One driver of stress, anxiety and depression in the pandemic was the limitations placed on all of us not to touch each other. We are a tactile species and touch is important to our well being. Pets helped with that. Human beings derive joy from stroking, playing with and hugging pets. Well, unless it’s a bat, then you really want to get a bat removal service on the job.

Pet Ownership Reduces Cardiovascular Risk

Playing with pets releases serotonin and dopamine, which, together, result in calmer and happier people. In fact, pet owners have a lower level of cardiovascular risk than non-pet owners.

A study of 4 million people in the United States, Canadam Scandinavia, Australia and New Zealand, found that dog ownership was correlated with a 24% fall in the chances of dying from cardiovascular disease. People who had already suffered from some kind of cardiovascular disease were 31% less likely to die from it.

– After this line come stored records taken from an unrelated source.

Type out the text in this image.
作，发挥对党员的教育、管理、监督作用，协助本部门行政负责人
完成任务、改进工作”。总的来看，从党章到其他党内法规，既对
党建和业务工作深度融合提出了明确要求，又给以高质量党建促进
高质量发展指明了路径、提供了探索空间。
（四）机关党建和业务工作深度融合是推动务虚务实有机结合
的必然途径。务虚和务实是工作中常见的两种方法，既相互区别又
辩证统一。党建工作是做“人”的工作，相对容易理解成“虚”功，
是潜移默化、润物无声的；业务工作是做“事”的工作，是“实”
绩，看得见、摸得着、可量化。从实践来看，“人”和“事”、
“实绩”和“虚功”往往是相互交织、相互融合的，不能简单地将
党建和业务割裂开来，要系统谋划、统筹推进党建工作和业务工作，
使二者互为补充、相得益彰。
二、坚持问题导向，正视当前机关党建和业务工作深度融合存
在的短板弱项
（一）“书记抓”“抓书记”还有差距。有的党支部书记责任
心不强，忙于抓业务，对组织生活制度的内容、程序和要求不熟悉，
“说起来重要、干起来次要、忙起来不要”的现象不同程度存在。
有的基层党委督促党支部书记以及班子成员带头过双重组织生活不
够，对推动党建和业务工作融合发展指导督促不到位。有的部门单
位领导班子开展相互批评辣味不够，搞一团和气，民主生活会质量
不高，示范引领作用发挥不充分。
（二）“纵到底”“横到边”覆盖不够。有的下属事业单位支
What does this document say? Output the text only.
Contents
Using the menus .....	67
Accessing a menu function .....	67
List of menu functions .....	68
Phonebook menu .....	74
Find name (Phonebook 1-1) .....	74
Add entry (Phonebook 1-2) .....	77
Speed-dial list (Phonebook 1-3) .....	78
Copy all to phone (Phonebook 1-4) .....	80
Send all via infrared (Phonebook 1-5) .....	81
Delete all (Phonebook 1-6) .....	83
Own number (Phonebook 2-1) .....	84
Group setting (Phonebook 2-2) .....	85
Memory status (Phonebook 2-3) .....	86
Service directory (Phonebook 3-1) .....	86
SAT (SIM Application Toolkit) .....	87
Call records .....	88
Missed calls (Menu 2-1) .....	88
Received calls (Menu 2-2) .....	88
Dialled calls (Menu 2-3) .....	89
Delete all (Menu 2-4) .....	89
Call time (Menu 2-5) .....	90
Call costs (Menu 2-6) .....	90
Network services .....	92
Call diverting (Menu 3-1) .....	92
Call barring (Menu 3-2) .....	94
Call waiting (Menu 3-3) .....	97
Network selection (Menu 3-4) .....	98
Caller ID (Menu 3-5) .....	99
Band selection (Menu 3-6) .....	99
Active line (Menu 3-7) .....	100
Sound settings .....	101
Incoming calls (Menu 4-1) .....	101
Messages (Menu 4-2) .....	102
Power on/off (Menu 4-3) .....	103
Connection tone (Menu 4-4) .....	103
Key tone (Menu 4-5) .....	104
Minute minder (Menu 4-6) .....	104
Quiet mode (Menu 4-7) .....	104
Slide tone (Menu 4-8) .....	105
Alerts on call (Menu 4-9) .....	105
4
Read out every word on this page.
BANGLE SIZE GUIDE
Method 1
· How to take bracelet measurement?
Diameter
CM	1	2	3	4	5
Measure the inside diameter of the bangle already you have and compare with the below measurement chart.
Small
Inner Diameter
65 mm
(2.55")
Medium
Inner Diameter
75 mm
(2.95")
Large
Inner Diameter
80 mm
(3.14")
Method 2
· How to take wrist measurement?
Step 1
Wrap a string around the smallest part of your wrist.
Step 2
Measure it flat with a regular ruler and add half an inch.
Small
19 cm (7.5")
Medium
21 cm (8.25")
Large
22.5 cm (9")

Pets Are Good Exercise Buddies

Pet ownership comes with responsibilities. For owners of dogs and other pets that need to exercise in wide spaces, pets force their owners to go out and walk their dog. That’s not just good for cardiovascular health, it’s good for overall health.

Pets Help Create a Sense of Balance

Pets need regularity in their lives. If you feed your pet at 8 o’clock every morning, it will come to expect that you will feed it at 8 o’clock. That need for regularity creates a sense of stability not just for them, but for you to. Again, it’s all about taking yourself out of your problems. Knowing that you have a pet to feed, or walk, reduces anxiety in your life by adding some certainty in an otherwise uncertain world.